Grabado histórico de Napoleón como Primer Cónsul firmando documentos rodeado de diplomáticos franceses.
La fase consular del régimen no fue ajena a la propaganda. Ya entonces, el arte se esforzaba por transmitir una imagen idealizada de Bonaparte.

El «Gabinete Negro» (Cabinet Noir)

Durante el periodo imperial, el espionaje de las cartas alcanzó límites paranoicos. La oficina de correos contaba con un gabinete secreto encargado de abrir, leer y volver a sellar miles de cartas privadas. Con la excepción de Joseph Fiévée, nadie se libraba de esta forma de censura (ni siquiera los ministros y generales de Napoleón).

La verdadera travesía alpina

Uno de los cuadros históricos que más manipuló la realidad fue el de Napoleón cruzando los Alpes. El lienzo de David nos muestra al emperador cabalgando a lomos de un fogoso corcel en medio de una tormenta. En realidad, el corso atravesó las montañas montado sobre una mula y con un clima benigno. Es más, ni siquiera lideró la marcha: sus tropas habían despejado el camino dos días antes.

Merece la pena reseñar que este cuadro ni siquiera contó con el propio Napoleón como modelo. El emperador se negó reiteradamente a posar sobre un caballo. A David no le quedó otra que utilizar a su propio hijo sentado en una escalera para recrear la pose heroica que inmortalizó en su lienzo.

El complejo de Napoleón: mérito británico

La propaganda anti-napoleónica fue intensa y muy eficaz. No por nada, la caracterización del emperador como un hombrecillo colérico y megalómano ha llegado hasta nuestros días. Tal es su impacto que ha servido para bautizar una condición psicológica conocida como el complejo de Napoleón (compensar la baja estatura con actitudes dominantes).

Caricatura política en blanco y negro de James Gillray mostrando a Napoleón sufriendo un ataque de rabieta.
Las caricaturas británica Little Boney de Gillray ridiculizan al emperador a todos los niveles imaginables: desde su estabilidad mental hasta su hombría eran cuestionadas.

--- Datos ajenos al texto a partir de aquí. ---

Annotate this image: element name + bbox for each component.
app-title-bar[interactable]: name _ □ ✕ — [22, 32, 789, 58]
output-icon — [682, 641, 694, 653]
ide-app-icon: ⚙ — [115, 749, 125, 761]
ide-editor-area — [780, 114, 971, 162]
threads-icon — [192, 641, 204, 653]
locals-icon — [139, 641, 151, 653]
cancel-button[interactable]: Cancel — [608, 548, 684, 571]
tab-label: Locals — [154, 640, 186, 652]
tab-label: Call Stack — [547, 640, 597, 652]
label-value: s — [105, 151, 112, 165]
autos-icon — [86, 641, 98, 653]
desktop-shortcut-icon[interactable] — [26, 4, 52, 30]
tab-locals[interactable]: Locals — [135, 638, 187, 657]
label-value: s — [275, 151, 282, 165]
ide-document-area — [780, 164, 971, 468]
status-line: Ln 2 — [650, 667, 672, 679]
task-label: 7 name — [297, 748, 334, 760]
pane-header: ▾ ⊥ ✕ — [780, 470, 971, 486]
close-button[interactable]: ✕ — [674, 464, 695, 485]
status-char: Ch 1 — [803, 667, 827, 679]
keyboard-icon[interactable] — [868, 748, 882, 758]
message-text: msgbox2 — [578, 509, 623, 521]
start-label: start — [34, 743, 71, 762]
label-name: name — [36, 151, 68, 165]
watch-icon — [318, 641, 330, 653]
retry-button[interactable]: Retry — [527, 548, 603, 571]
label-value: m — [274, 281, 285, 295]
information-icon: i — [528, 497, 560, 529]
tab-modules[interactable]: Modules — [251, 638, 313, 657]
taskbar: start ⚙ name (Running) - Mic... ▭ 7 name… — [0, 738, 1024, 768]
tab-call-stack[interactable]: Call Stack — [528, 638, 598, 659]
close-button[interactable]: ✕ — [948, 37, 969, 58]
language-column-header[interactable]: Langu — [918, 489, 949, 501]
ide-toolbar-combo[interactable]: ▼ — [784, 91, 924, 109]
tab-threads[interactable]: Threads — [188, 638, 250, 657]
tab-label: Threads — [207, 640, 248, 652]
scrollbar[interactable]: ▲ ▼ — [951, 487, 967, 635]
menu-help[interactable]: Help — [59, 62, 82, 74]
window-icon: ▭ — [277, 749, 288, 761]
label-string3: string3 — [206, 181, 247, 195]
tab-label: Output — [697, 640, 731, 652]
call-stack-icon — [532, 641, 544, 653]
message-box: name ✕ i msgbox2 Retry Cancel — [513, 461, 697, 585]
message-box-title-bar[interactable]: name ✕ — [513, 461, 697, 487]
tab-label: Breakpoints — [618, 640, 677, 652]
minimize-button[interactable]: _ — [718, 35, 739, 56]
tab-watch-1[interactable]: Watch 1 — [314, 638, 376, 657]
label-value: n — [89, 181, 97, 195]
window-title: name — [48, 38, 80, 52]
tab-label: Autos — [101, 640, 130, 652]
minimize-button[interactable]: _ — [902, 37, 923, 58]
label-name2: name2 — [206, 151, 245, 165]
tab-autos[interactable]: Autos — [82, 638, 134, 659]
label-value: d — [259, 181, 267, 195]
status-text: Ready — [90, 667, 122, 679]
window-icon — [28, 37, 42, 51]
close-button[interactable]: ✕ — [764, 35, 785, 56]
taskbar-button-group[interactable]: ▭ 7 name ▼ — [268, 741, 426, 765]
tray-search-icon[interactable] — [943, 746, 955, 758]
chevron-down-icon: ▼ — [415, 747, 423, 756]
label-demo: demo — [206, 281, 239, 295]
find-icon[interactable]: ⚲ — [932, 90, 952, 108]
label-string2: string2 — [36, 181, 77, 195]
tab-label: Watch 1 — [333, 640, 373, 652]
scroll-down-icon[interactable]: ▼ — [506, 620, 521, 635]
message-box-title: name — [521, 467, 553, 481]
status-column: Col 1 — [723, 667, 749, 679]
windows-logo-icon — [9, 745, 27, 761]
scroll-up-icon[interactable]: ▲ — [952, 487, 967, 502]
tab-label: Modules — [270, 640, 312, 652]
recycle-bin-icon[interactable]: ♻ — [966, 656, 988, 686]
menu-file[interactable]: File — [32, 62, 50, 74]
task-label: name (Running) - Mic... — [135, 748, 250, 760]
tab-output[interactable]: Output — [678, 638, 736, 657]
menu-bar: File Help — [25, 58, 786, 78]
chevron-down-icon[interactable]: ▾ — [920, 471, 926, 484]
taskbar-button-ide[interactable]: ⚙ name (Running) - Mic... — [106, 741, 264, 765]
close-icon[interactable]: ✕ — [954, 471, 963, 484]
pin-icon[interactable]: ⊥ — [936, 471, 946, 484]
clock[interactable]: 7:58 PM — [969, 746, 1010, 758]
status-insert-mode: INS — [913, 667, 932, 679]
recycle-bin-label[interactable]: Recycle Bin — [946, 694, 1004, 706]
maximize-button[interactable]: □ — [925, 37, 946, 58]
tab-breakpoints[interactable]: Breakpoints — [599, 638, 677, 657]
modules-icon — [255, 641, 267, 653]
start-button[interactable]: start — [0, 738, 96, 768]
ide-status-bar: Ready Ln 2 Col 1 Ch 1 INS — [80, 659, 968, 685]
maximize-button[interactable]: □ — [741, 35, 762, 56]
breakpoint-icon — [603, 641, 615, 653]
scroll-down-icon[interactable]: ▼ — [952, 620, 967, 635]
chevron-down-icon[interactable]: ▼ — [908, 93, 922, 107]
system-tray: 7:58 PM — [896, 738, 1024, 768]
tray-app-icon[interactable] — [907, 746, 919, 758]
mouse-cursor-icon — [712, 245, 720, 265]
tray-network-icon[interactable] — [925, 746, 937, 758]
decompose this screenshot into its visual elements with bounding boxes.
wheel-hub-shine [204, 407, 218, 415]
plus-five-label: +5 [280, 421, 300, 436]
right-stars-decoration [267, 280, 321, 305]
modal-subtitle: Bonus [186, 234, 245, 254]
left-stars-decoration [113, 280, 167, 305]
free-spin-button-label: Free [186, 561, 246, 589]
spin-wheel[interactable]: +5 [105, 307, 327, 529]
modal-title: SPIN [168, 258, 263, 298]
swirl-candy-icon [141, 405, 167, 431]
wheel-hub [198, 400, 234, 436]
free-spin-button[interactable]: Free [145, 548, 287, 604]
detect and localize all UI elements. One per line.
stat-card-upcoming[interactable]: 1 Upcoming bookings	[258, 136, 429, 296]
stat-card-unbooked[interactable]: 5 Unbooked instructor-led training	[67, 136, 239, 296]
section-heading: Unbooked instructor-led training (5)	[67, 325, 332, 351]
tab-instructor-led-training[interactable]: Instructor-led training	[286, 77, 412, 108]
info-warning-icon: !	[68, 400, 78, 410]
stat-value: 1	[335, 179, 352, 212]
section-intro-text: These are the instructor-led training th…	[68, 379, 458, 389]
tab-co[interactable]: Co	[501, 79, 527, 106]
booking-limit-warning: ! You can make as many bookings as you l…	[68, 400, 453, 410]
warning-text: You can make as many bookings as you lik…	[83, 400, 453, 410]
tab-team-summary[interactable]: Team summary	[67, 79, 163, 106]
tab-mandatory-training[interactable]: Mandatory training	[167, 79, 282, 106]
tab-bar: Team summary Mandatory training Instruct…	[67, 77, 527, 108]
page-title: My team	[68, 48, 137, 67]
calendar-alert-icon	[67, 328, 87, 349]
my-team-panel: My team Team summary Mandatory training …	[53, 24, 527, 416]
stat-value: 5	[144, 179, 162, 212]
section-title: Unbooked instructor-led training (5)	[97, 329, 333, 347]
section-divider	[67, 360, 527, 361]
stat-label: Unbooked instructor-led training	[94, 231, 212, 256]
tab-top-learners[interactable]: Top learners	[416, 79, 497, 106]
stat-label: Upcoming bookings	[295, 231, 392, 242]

Lo de la baja estatura de Napoleón es una de las mayores fake news históricas más arraigadas; en realidad, su altura (1,67 metros) lo situaba dentro de los estándares masculinos propios del siglo XIX. Por otro lado, aunque tenía un temperamento fuerte, no llegaba a ser iracundo. El propio Bonaparte admitió durante su exilio que las caricaturas de Gillray le habían infligido «más daño que una docena de generales».

“¡Y decían que no sabía escribir!” Napoleón tras releer con deleite sus propios boletines durante su exilio en Santa Elena.


Banner de Todo Propaganda sobre fondo de ladrillo negro, con flechas que dicen Comenta, Comparte, Puntúa y el póster del Tío Sam.

Identificar la propaganda napoleónica con un mero mecanismo de represión periodística es quedarse corto. Fue mucho más que eso. Ciertamente, el régimen de Bonaparte es visto como el primer antecedente moderno de la comunicación política. No en vano, su influencia y legado persuasivo perviven en nuestros días, hasta el punto de que políticos de todo signo han tomado buena nota de él.